No one saw anything ugly. They saw the twisted limbs bathed in moonlight. A tree growing out of lava: nothing less than the perfect embodiment of this special landscape.

Published on

Join the Discussion

Join the Discussion

Please note that all comments are moderated and may take some time to appear.

4 comments

  1. Annie Delyth Stratton says:

    Well, the post-pandemic years were challenging for me, so I am just now getting around to reading this. Thank you for reposting this. It is a beautiful story that explores the way unquestioned values can follow us into our relationships with unfamiliar places (and people and cultures). The European settlers who migrated to the new world did the same thing: Cut down trees and straightened rivers to make it look more like England. A westerner, I live in northern New England now, and there are efforts to give the land some space. But the trees are different, and the rivers only regained their rightful channels when tropical storm Irene helped them.

    I grew up in a place similar in some ways to the Craters of the Moon, and watched as people tried to make it fit their sense of how it should be: like their version of a city. It didn’t work, of course: it became sprawl. As much as I miss the west, if I get to go back west, it won’t be to that valley, which is developed from end to end. Even the madrones are dying because there is no room for young trees to grow. When I visit, I stay with friends who live on traditional land in the mountains: not wild, but in harmony. There, the scrub oaks have their own kind of mistletoe, and we honor it.

    A brief note to one commenter: As the article made clear, yes, it is unnatural to try to control the disease by cutting off infected branches. It doesn’t work, for one thing, and it overlooks the fact that the mistletoe is also part of this ecosystem. Look at the part of the article that says this:

    “The Shoshone and Bannock Tribal lands include what we now call Craters of the Moon. They have lived there for 10,000 years or more. They never controlled dwarf mistletoe. For that matter, the lava field is not a “weird” or “bizarre” landscape for them. It’s home.”

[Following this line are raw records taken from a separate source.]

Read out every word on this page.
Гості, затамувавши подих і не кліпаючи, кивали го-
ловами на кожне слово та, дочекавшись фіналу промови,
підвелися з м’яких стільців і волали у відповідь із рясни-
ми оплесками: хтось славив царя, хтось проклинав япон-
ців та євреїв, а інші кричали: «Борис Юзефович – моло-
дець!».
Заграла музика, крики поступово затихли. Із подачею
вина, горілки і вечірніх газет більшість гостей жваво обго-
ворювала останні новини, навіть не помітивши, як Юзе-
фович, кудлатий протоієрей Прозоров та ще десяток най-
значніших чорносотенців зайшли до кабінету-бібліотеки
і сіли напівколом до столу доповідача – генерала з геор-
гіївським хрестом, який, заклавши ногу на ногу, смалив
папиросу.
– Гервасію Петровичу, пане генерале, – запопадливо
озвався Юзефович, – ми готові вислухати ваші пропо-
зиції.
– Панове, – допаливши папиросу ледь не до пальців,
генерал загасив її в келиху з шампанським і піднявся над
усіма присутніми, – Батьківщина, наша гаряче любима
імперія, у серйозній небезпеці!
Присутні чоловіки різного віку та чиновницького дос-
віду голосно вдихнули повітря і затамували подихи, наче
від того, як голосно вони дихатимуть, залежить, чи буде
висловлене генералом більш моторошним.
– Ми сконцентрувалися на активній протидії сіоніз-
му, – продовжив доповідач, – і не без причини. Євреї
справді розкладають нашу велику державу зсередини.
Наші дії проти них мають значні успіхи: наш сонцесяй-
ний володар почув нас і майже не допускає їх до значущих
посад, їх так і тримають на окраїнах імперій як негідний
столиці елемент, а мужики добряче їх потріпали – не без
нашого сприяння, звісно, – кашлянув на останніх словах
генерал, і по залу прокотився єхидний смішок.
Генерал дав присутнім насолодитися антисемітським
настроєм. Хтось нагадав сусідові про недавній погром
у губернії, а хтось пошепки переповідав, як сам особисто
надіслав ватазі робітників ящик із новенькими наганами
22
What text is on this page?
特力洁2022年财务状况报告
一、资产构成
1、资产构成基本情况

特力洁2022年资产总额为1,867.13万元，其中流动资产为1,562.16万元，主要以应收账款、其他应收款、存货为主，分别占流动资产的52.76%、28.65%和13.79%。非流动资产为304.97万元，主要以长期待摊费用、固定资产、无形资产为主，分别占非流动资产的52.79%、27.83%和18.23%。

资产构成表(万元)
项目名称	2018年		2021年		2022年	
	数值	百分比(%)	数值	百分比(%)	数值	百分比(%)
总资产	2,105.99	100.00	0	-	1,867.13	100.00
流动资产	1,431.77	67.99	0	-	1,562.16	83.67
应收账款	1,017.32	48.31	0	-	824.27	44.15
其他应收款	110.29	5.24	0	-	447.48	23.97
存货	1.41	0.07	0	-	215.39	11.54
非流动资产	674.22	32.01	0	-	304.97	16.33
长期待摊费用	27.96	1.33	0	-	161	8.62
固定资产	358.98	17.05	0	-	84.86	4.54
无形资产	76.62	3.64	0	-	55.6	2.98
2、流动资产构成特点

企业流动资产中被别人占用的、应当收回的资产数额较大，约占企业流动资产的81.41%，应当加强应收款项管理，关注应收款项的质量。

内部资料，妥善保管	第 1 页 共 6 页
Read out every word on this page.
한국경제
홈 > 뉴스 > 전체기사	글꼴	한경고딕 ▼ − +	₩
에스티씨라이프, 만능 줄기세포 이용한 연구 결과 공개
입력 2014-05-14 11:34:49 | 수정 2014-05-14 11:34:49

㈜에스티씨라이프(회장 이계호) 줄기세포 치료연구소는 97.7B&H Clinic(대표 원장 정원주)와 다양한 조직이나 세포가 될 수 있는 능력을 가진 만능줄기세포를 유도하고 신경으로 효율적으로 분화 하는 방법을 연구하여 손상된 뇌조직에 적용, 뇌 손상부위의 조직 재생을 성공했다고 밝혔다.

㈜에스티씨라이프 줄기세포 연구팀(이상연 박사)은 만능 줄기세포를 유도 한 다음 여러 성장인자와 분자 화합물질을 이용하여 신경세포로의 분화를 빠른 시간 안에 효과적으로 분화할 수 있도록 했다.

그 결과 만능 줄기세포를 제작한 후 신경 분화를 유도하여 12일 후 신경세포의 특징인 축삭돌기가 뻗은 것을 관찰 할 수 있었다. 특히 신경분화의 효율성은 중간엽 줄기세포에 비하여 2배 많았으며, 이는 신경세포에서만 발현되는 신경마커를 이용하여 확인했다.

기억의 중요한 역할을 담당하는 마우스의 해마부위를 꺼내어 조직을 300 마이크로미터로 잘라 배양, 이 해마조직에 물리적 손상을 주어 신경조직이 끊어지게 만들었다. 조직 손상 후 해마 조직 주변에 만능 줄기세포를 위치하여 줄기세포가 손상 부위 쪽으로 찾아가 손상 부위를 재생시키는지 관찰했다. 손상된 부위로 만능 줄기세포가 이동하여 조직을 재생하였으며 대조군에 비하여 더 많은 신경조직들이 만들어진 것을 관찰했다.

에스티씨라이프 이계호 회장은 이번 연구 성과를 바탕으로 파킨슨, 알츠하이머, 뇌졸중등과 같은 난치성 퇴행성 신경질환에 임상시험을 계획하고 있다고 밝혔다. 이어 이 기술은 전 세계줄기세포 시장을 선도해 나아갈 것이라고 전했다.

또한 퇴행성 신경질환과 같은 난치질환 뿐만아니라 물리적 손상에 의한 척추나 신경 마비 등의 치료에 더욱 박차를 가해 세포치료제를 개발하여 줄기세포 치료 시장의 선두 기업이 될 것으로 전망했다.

    The last three paragraphs of the article are sheer beauty, and brought tears to my eyes. How I miss those beautiful gnarled old trees, and the landscape they live in.

    1. Annie,
      Thank you for your very thoughtful and insightful comment. I agree that people often try to impose their sense of what “beautiful nature” is upon the wild world, whether that is controlling witches’ broom, straightening rivers, stocking non-native trout or eradicating predators. Many people find each on that list to be “good” not recognizing it is merely reflective of their worldviews. If we can step back and learn from natural, healthy landscapes (a difficult task), other paths in conservation become apparent. Thanks again for writing.

      Best,
      Matt Miller

  2. Diane Appel says:

    If the park service wants to stop the trees from dying, then trimming off the mistle-toe branch will help. The mistle-toe spreads with berries and birds depositing them on new trees. If the mistle-toe is controlled by cutting off the infected branches, then more trees will survive. It sounds like the trees are doomed at this park. I guess it is unnatural to try to control the disease by cutting off infected branches.

  3. BA Robinson says:

    I enjoyed your article Mr Miller. If only we all could look at situations from different angles and appreciate their beauty.